PLO official Hanan Ashrawi
PLO official Hanan Ashrawi
Israel news photo: Flash 90

Palestinian Liberation Organization executive committee member Hanan Ashrawi on Tuesday said the so-called two-state solution is "near its demise."

Ashrawi told reporters at a press conference that Israel's response to PLO proposals on borders and security arrangements did not show "any indication of good intentions at all."

According to Ashrawi, the Israeli response included 21 points that should be dealt with before negotiations are resumed.

"There is no room at all for good intention in the Israeli proposals," she said.

Ashrawi declined to reveal the proposals included in the response. "[They are] security demands from the Israeli perspective," she said.

Last month PLO executive committee member Tayseer Khalid said ""We refuse to be security agents for Israel. This is neither the role of the PLO nor the Palestinian National Authority at all."

Israel maintains it is ready to negotiate without preconditions from either side at any time - and note security garauntees are hard-coded into the 1993 Oslo Accords.

Officials in Jerusalem say the PLO "proposals" at the most recent round of exploratory talks amounted to little more than their already stated preconditions for talks.

Those preconditions, Israeli officials say, are intentionally designed to serve as a fait accompli to forestall talks with Israel while allowing PLO officials to blame Israel for the lack of progress in the now moribund peace process.

PLO officials are demanding Israel agree to the pre-1967 lines, release all Arab terrorists in its prisons, and freeze construction in Judea and Samaria before talks can begin.

Israeli officials, however, note that a previous 10-month freeze by Israel was rebuffed by the PLO and met with more preconditions and a unilateral bid for statehood by the Palestinian Authority at the United Nations.
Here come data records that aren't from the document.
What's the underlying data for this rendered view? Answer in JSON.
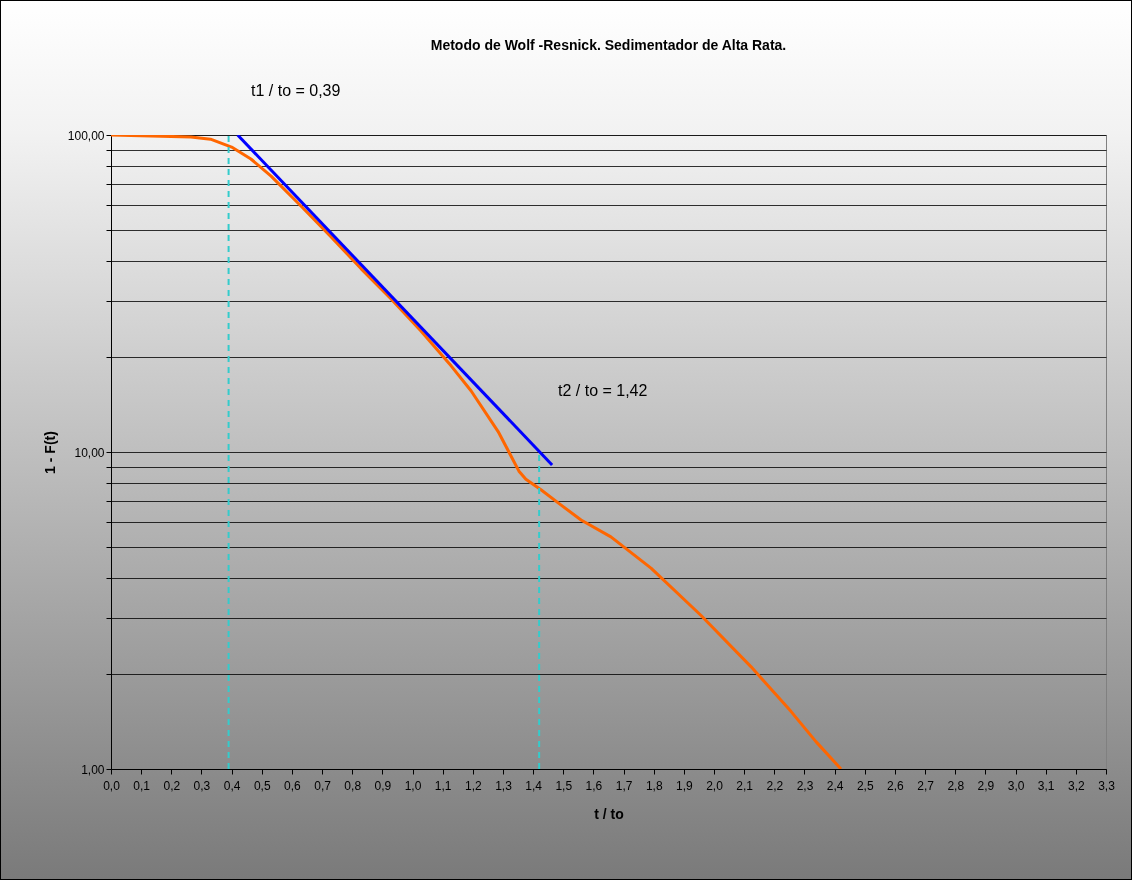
{
  "chart_data": {
    "type": "line",
    "title": "Metodo de Wolf -Resnick. Sedimentador de Alta Rata.",
    "xlabel": "t / to",
    "ylabel": "1 - F(t)",
    "annotations": [
      "t1 / to = 0,39",
      "t2 / to = 1,42"
    ],
    "series": [
      {
        "color": "#ff6600",
        "x": [
          0,
          0.265,
          0.33,
          0.4,
          0.464,
          0.531,
          0.63,
          0.73,
          0.829,
          0.929,
          1.028,
          1.128,
          1.194,
          1.284,
          1.327,
          1.353,
          1.376,
          1.426,
          1.493,
          1.559,
          1.658,
          1.791,
          1.957,
          2.123,
          2.255,
          2.338,
          2.421
        ],
        "values": [
          100,
          98.6,
          97,
          91.6,
          84,
          74.2,
          59.7,
          47.7,
          37.9,
          30.4,
          24.1,
          18.7,
          15.6,
          11.6,
          9.7,
          8.7,
          8.2,
          7.6,
          6.8,
          6.1,
          5.4,
          4.3,
          3.05,
          2.1,
          1.52,
          1.22,
          1.0
        ]
      },
      {
        "color": "#0000ff",
        "x": [
          0.42,
          1.463
        ],
        "values": [
          100,
          9.1
        ]
      },
      {
        "color": "#33cccc",
        "line_style": "dashed",
        "x": [
          0.39,
          0.39
        ],
        "values": [
          1,
          100
        ]
      },
      {
        "color": "#33cccc",
        "line_style": "dashed",
        "x": [
          1.42,
          1.42
        ],
        "values": [
          1,
          10
        ]
      }
    ],
    "log": "y",
    "grid": "y",
    "xlim": [
      0,
      3.3
    ],
    "ylim": [
      1,
      100
    ],
    "xticks": [
      {
        "value": 0,
        "label": "0,0"
      },
      {
        "value": 0.1,
        "label": "0,1"
      },
      {
        "value": 0.2,
        "label": "0,2"
      },
      {
        "value": 0.3,
        "label": "0,3"
      },
      {
        "value": 0.4,
        "label": "0,4"
      },
      {
        "value": 0.5,
        "label": "0,5"
      },
      {
        "value": 0.6,
        "label": "0,6"
      },
      {
        "value": 0.7,
        "label": "0,7"
      },
      {
        "value": 0.8,
        "label": "0,8"
      },
      {
        "value": 0.9,
        "label": "0,9"
      },
      {
        "value": 1,
        "label": "1,0"
      },
      {
        "value": 1.1,
        "label": "1,1"
      },
      {
        "value": 1.2,
        "label": "1,2"
      },
      {
        "value": 1.3,
        "label": "1,3"
      },
      {
        "value": 1.4,
        "label": "1,4"
      },
      {
        "value": 1.5,
        "label": "1,5"
      },
      {
        "value": 1.6,
        "label": "1,6"
      },
      {
        "value": 1.7,
        "label": "1,7"
      },
      {
        "value": 1.8,
        "label": "1,8"
      },
      {
        "value": 1.9,
        "label": "1,9"
      },
      {
        "value": 2,
        "label": "2,0"
      },
      {
        "value": 2.1,
        "label": "2,1"
      },
      {
        "value": 2.2,
        "label": "2,2"
      },
      {
        "value": 2.3,
        "label": "2,3"
      },
      {
        "value": 2.4,
        "label": "2,4"
      },
      {
        "value": 2.5,
        "label": "2,5"
      },
      {
        "value": 2.6,
        "label": "2,6"
      },
      {
        "value": 2.7,
        "label": "2,7"
      },
      {
        "value": 2.8,
        "label": "2,8"
      },
      {
        "value": 2.9,
        "label": "2,9"
      },
      {
        "value": 3,
        "label": "3,0"
      },
      {
        "value": 3.1,
        "label": "3,1"
      },
      {
        "value": 3.2,
        "label": "3,2"
      },
      {
        "value": 3.3,
        "label": "3,3"
      }
    ],
    "yticks": [
      {
        "value": 1,
        "label": "1,00"
      },
      {
        "value": 2,
        "label": null
      },
      {
        "value": 3,
        "label": null
      },
      {
        "value": 4,
        "label": null
      },
      {
        "value": 5,
        "label": null
      },
      {
        "value": 6,
        "label": null
      },
      {
        "value": 7,
        "label": null
      },
      {
        "value": 8,
        "label": null
      },
      {
        "value": 9,
        "label": null
      },
      {
        "value": 10,
        "label": "10,00"
      },
      {
        "value": 20,
        "label": null
      },
      {
        "value": 30,
        "label": null
      },
      {
        "value": 40,
        "label": null
      },
      {
        "value": 50,
        "label": null
      },
      {
        "value": 60,
        "label": null
      },
      {
        "value": 70,
        "label": null
      },
      {
        "value": 80,
        "label": null
      },
      {
        "value": 90,
        "label": null
      },
      {
        "value": 100,
        "label": "100,00"
      }
    ]
  }
}
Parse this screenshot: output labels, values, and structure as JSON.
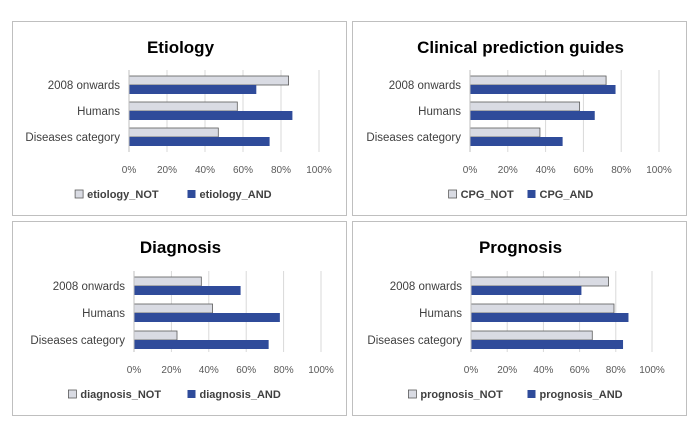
{
  "colors": {
    "not": "#d9dbe3",
    "and": "#2f4b9a",
    "grid": "#d9d9d9",
    "axis": "#bfbfbf"
  },
  "chart_data": [
    {
      "type": "bar",
      "orientation": "horizontal",
      "title": "Etiology",
      "categories": [
        "2008 onwards",
        "Humans",
        "Diseases category"
      ],
      "xlim": [
        0,
        100
      ],
      "xticks": [
        "0%",
        "20%",
        "40%",
        "60%",
        "80%",
        "100%"
      ],
      "grid": true,
      "legend": "bottom",
      "series": [
        {
          "name": "etiology_NOT",
          "values": [
            84,
            57,
            47
          ]
        },
        {
          "name": "etiology_AND",
          "values": [
            67,
            86,
            74
          ]
        }
      ]
    },
    {
      "type": "bar",
      "orientation": "horizontal",
      "title": "Clinical prediction guides",
      "categories": [
        "2008 onwards",
        "Humans",
        "Diseases category"
      ],
      "xlim": [
        0,
        100
      ],
      "xticks": [
        "0%",
        "20%",
        "40%",
        "60%",
        "80%",
        "100%"
      ],
      "grid": true,
      "legend": "bottom",
      "series": [
        {
          "name": "CPG_NOT",
          "values": [
            72,
            58,
            37
          ]
        },
        {
          "name": "CPG_AND",
          "values": [
            77,
            66,
            49
          ]
        }
      ]
    },
    {
      "type": "bar",
      "orientation": "horizontal",
      "title": "Diagnosis",
      "categories": [
        "2008 onwards",
        "Humans",
        "Diseases category"
      ],
      "xlim": [
        0,
        100
      ],
      "xticks": [
        "0%",
        "20%",
        "40%",
        "60%",
        "80%",
        "100%"
      ],
      "grid": true,
      "legend": "bottom",
      "series": [
        {
          "name": "diagnosis_NOT",
          "values": [
            36,
            42,
            23
          ]
        },
        {
          "name": "diagnosis_AND",
          "values": [
            57,
            78,
            72
          ]
        }
      ]
    },
    {
      "type": "bar",
      "orientation": "horizontal",
      "title": "Prognosis",
      "categories": [
        "2008 onwards",
        "Humans",
        "Diseases category"
      ],
      "xlim": [
        0,
        100
      ],
      "xticks": [
        "0%",
        "20%",
        "40%",
        "60%",
        "80%",
        "100%"
      ],
      "grid": true,
      "legend": "bottom",
      "series": [
        {
          "name": "prognosis_NOT",
          "values": [
            76,
            79,
            67
          ]
        },
        {
          "name": "prognosis_AND",
          "values": [
            61,
            87,
            84
          ]
        }
      ]
    }
  ]
}
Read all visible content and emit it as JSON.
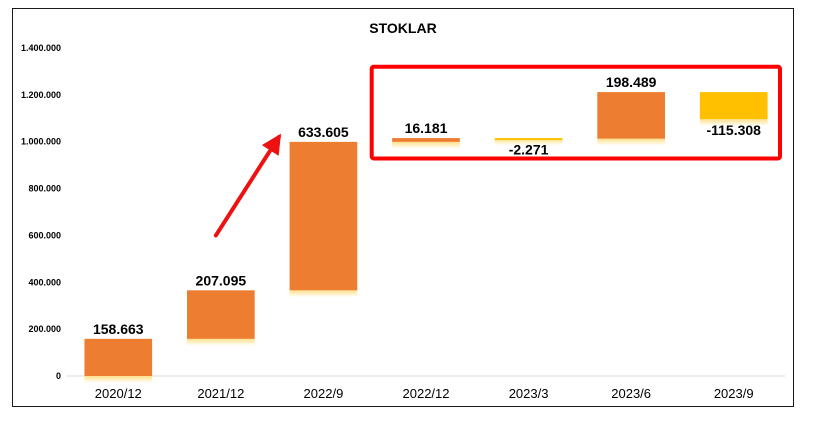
{
  "chart_data": {
    "type": "waterfall",
    "title": "STOKLAR",
    "categories": [
      "2020/12",
      "2021/12",
      "2022/9",
      "2022/12",
      "2023/3",
      "2023/6",
      "2023/9"
    ],
    "values": [
      158663,
      207095,
      633605,
      16181,
      -2271,
      198489,
      -115308
    ],
    "value_labels": [
      "158.663",
      "207.095",
      "633.605",
      "16.181",
      "-2.271",
      "198.489",
      "-115.308"
    ],
    "ylim": [
      0,
      1400000
    ],
    "yticks": [
      0,
      200000,
      400000,
      600000,
      800000,
      1000000,
      1200000,
      1400000
    ],
    "ytick_labels": [
      "0",
      "200.000",
      "400.000",
      "600.000",
      "800.000",
      "1.000.000",
      "1.200.000",
      "1.400.000"
    ],
    "grid": false,
    "colors": {
      "increase": "#ED7D31",
      "decrease": "#FFC000",
      "highlight_box": "#FF0000",
      "arrow": "#EE1111"
    },
    "annotations": [
      "trend-arrow",
      "highlight-box-last-four"
    ]
  }
}
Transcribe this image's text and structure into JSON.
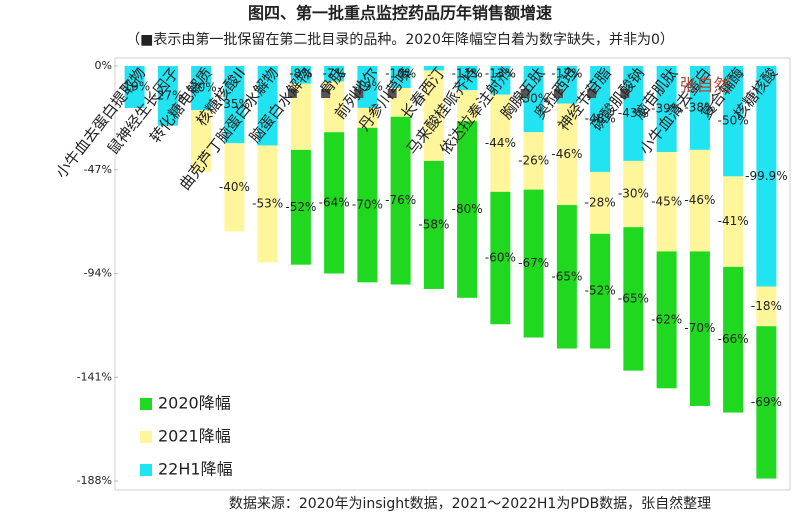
{
  "chart_data": {
    "type": "stacked-bar",
    "title": "图四、第一批重点监控药品历年销售额增速",
    "subtitle": "（■表示由第一批保留在第二批目录的品种。2020年降幅空白着为数字缺失，并非为0）",
    "source": "数据来源：2020年为insight数据，2021～2022H1为PDB数据，张自然整理",
    "watermark": "张自然",
    "categories": [
      "小牛血去蛋白提取物",
      "鼠神经生长因子",
      "转化糖电解质",
      "核糖核酸II",
      "曲克芦丁脑蛋白水解物",
      "脑蛋白水解物",
      "骨肽",
      "前列地尔",
      "丹参川芎嗪",
      "长春西汀",
      "马来酸桂哌齐特",
      "依达拉奉注射剂",
      "胸腺五肽",
      "奥拉西坦",
      "神经节苷脂",
      "磷酸肌酸钠",
      "脑苷肌肽",
      "小牛血清去蛋白",
      "复合辅酶",
      "核糖核酸"
    ],
    "retained": [
      false,
      false,
      false,
      false,
      false,
      true,
      true,
      true,
      true,
      false,
      false,
      false,
      true,
      true,
      true,
      true,
      false,
      false,
      false,
      false
    ],
    "series": [
      {
        "name": "22H1降幅",
        "color": "#22e3f2",
        "values": [
          -19,
          -27,
          -20,
          -35,
          -36,
          -8,
          -7,
          -19,
          -10,
          -2,
          -11,
          -13,
          -30,
          -17,
          -48,
          -43,
          -39,
          -38,
          -50,
          -99.9
        ],
        "value_labels": [
          "-19%",
          "-27%",
          "-20%",
          "-35%",
          null,
          "-8%",
          "-7%",
          "-19%",
          "-10%",
          null,
          "-11%",
          "-13%",
          "-30%",
          "-17%",
          "-48%",
          "-43%",
          "-39%",
          "-38%",
          "-50%",
          "-99.9%"
        ]
      },
      {
        "name": "2021降幅",
        "color": "#fff59a",
        "values": [
          null,
          null,
          -28,
          -40,
          -53,
          -30,
          -23,
          -9,
          -13,
          -41,
          -14,
          -44,
          -26,
          -46,
          -28,
          -30,
          -45,
          -46,
          -41,
          -18
        ],
        "value_labels": [
          null,
          null,
          null,
          "-40%",
          "-53%",
          null,
          null,
          null,
          null,
          null,
          null,
          "-44%",
          "-26%",
          "-46%",
          "-28%",
          "-30%",
          "-45%",
          "-46%",
          "-41%",
          "-18%"
        ]
      },
      {
        "name": "2020降幅",
        "color": "#1fd81f",
        "values": [
          null,
          null,
          null,
          null,
          null,
          -52,
          -64,
          -70,
          -76,
          -58,
          -80,
          -60,
          -67,
          -65,
          -52,
          -65,
          -62,
          -70,
          -66,
          -69
        ],
        "value_labels": [
          null,
          null,
          null,
          null,
          null,
          "-52%",
          "-64%",
          "-70%",
          "-76%",
          "-58%",
          "-80%",
          "-60%",
          "-67%",
          "-65%",
          "-52%",
          "-65%",
          "-62%",
          "-70%",
          "-66%",
          "-69%"
        ]
      }
    ],
    "ylim": [
      0,
      -188
    ],
    "yticks": [
      {
        "value": 0,
        "label": "0%"
      },
      {
        "value": -47,
        "label": "-47%"
      },
      {
        "value": -94,
        "label": "-94%"
      },
      {
        "value": -141,
        "label": "-141%"
      },
      {
        "value": -188,
        "label": "-188%"
      }
    ]
  }
}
In December PLO officials announced "a strategy based on continuous efforts along with the international community to secure full recognition and full United Nations membership, pursuing internal reconciliation, and keeping up the popular resistance."

In addition, officials in Ramallah have sought to induct Hamas and its terror confederates into the PLO.

"The Palestinians' decisions to attend these meetings were aimed at making a show for the Europeans," a diplomatic source told Arutz Sheva on Tuesday.

"The Europeans are against the unilateral track and the PA is creating the illusion of the process."